Ranting aside, her stories contain a healthy dosage of creativity. The setting is allowed to wander into the extraordinary (“Mrs. English Teacher,” “Floatables: A History”), the descriptive language has free-range vocabulary and lingers on genuine moments (“The Moustache Conspiracy”), and the overall tone is one of Weirdness-Taken-Seriously (“Loveseat,” “Radio Belly”), which I especially adore. Taken individually, these stories create distinct impressions, leave lasting effects, and hint at substantial potential, which is what you'd hope to see in someone's first book.
Sadly, the key phrase is “taken individually.” I keep looking over the table of contents, and each reviewing fills me halfway with regret. Don't get me wrong, it isn't a bad collection: which is to say, it isn't disorganized. Thematically, the stories gel well. Their inequality is their craft.
Size is an immediate issue: these are long short stories, averaging over 20 pages apiece. With so much real estate, you'd think they'd feel sagged and bloated chronologically. But somehow, Cram's storytelling feels rushed: time passes inauthentically, “in medias res” is abused, some pieces are weirdly stitched beginning-endings, others are overgrown middles. Certain ones, like “Drift” and “Refugee Love,” employ so many scenes and so much detail, there's little time to appreciate them. What's worse, Cram's enthusiasm undermines empathy: she sweeps us towards the plot and away from the people.
For characters, it comes down to investment. It is imperative that I care. Otherwise I pay no attention to the protagonist's struggles and I end up repulsed by the supporting cast's opposition, which, for stories like “Large Garbage,” can be severe. Pardon my snobbery, but the lack of appeal partly stems from the characters' relative wealth and positions. These are the misadventures of the overpriviliged: Dahl wrote about them, too, but he didn't dwell on them exclusively.
I could take these aspects in stride if not for the lack of humor. One thing Cram shares with today's short story writers, that she doesn't share with Dahl, is her sadness. Must every story be full of tears and loss, damage and desperation? The menu's predominantly drama, and we're not talking appetizers — these are 20+ page full-course meals. The pervasive element here is anxiety, which creates momentum and is engaging, yes, but it isn't very flavorful to read. There must be a way to capture a fuller spectrum of emotion within stories. Anyone could do it, maybe even Buffy could do it, she just doesn't do it in Radio Belly. And when a story is all sorrow, I can praise it but I can't return to it. We all know sad stories, in movies and books. Do we ever reread or rewatch them?

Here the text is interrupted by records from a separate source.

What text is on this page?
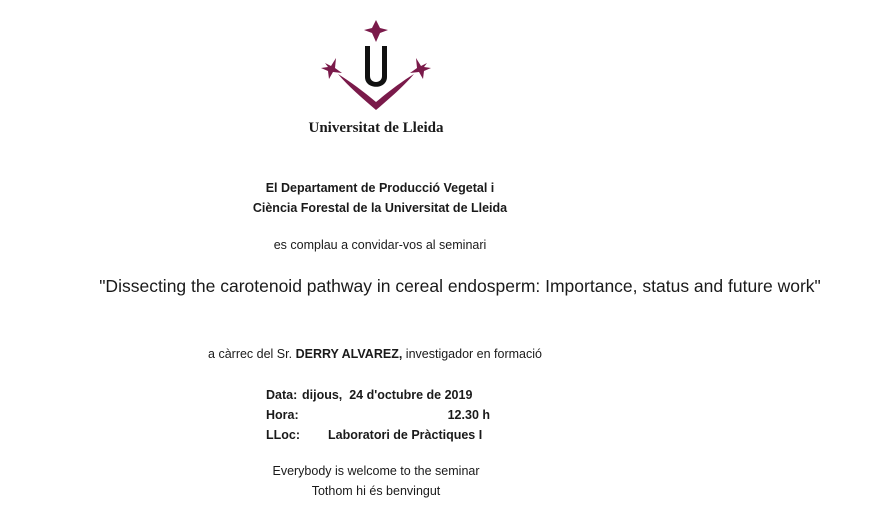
Universitat de Lleida
El Departament de Producció Vegetal i
Ciència Forestal de la Universitat de Lleida
es complau a convidar-vos al seminari
"Dissecting the carotenoid pathway in cereal endosperm: Importance, status and future work"
a càrrec del Sr. DERRY ALVAREZ, investigador en formació
Data: dijous, 24 d'octubre de 2019
Hora:	12.30 h
LLoc: Laboratori de Pràctiques I
Everybody is welcome to the seminar
Tothom hi és benvingut
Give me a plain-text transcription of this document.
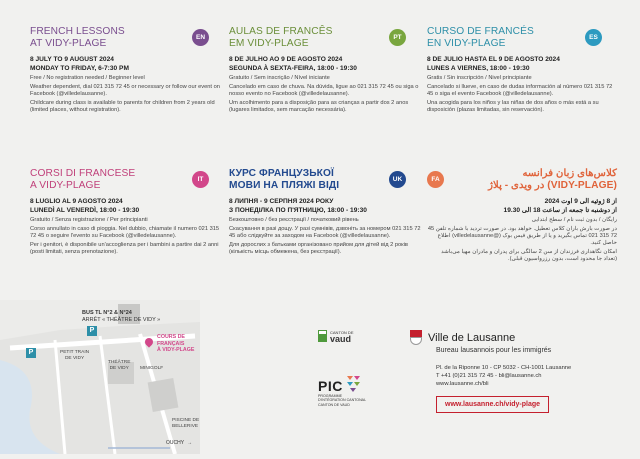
FRENCH LESSONS
AT VIDY-PLAGE
EN
8 JULY TO 9 AUGUST 2024
MONDAY TO FRIDAY, 6-7:30 PM

Free / No registration needed / Beginner level

Weather dependent, dial 021 315 72 45 or necessary or follow our event on Facebook (@villedelausanne).

Childcare during class is available to parents for children from 2 years old (limited places, without registration).

AULAS DE FRANCÊS
EM VIDY-PLAGE
PT
8 DE JULHO AO 9 DE AGOSTO 2024
SEGUNDA À SEXTA-FEIRA, 18:00 - 19:30

Gratuito / Sem inscrição / Nível iniciante

Cancelado em caso de chuva. Na dúvida, ligue ao 021 315 72 45 ou siga o nosso evento no Facebook (@villedelausanne).

Um acolhimento para a disposição para as crianças a partir dos 2 anos (lugares limitados, sem marcação necessária).

CURSO DE FRANCÉS
EN VIDY-PLAGE
ES
8 DE JULIO HASTA EL 9 DE AGOSTO 2024
LUNES A VIERNES, 18:00 - 19:30

Gratis / Sin inscripción / Nivel principiante

Cancelado si llueve, en caso de dudas información al número 021 315 72 45 o siga el evento Facebook (@villedelausanne).

Una acogida para los niños y las niñas de dos años o más está a su disposición (plazas limitadas, sin reservación).

CORSI DI FRANCESE
A VIDY-PLAGE
IT
8 LUGLIO AL 9 AGOSTO 2024
LUNEDÌ AL VENERDÌ, 18:00 - 19:30

Gratuito / Senza registrazione / Per principianti

Corso annullato in caso di pioggia. Nel dubbio, chiamate il numero 021 315 72 45 o seguire l'evento su Facebook (@villedelausanne).

Per i genitori, è disponibile un'accoglienza per i bambini a partire dai 2 anni (posti limitati, senza prenotazione).

КУРС ФРАНЦУЗЬКОЇ
МОВИ НА ПЛЯЖІ ВІДІ
UK
8 ЛИПНЯ - 9 СЕРПНЯ 2024 РОКУ
З ПОНЕДІЛКА ПО П'ЯТНИЦЮ, 18:00 - 19:30

Безкоштовно / без реєстрації / початковий рівень

Скасування в разі дощу. У разі сумнівів, дзвоніть за номером 021 315 72 45 або слідкуйте за заходом на Facebook (@villedelausanne).

Для дорослих з батьками організовано прийом для дітей від 2 років (кількість місць обмежена, без реєстрації).

FA
کلاس‌های زبان فرانسه
(VIDY-PLAGE) در ویدی - پلاژ
از 8 ژوئیه الی 9 اوت 2024
از دوشنبه تا جمعه از ساعت 18 الی 19.30

رایگان / بدون ثبت نام / سطح ابتدایی

در صورت بارش باران کلاس تعطیل. خواهد بود. در صورت تردید با شماره تلفن 45 72 315 021 تماس بگیرید و یا از طریق فیس بوک (@villedelausanne) اطلاع حاصل کنید.

امکان نگاهداری فرزندان از سن 2 سالگی برای پدران و مادران مهیا می‌باشد (تعداد جا محدود است، بدون رزرواسیون قبلی).

BUS TL N°2 & N°24
ARRÊT « THÉÂTRE DE VIDY »
P
P
COURS DE FRANÇAIS
À VIDY-PLAGE
PETIT TRAIN
DE VIDY
THÉÂTRE
DE VIDY	MINIGOLF
PISCINE DE
BELLERIVE
OUCHY →
CANTON DE
vaud
PIC
PROGRAMME
D'INTÉGRATION CANTONAL
CANTON DE VAUD
Ville de Lausanne
Bureau lausannois pour les immigrés
Pl. de la Riponne 10 - CP 5032 - CH-1001 Lausanne
T +41 (0)21 315 72 45 - bli@lausanne.ch
www.lausanne.ch/bli
www.lausanne.ch/vidy-plage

Perhaps I got off on the wrong foot with this book — it isn't rigid with faults, it has elegant and daring writing. I did finish it! But again, what I said about first impressions … I wonder which editing wizard began the collection with “Mineral by Mineral,” the dullest, least engaging, least emotionally evocative story of the bunch. Whereas most of Cram's stories use strong first person or close third person (even some stylish second person!), “Mineral by Mineral” is a detached third, using the kind of dry, descriptive tone that documentary narrators use when the animal on film isn't doing anything too exciting.
Cases like Radio Belly exemplify a virtue of story collections: they can be read individually, taken apart, and recombined in different editions and anthologies. Harsh as I've been, I must reiterate that Buffy Cram is a sharp writer with a bright future. Should she pursue that future, she will find it full of literary possibilities, not the least of which is the chance to separate the wheat from the chaff.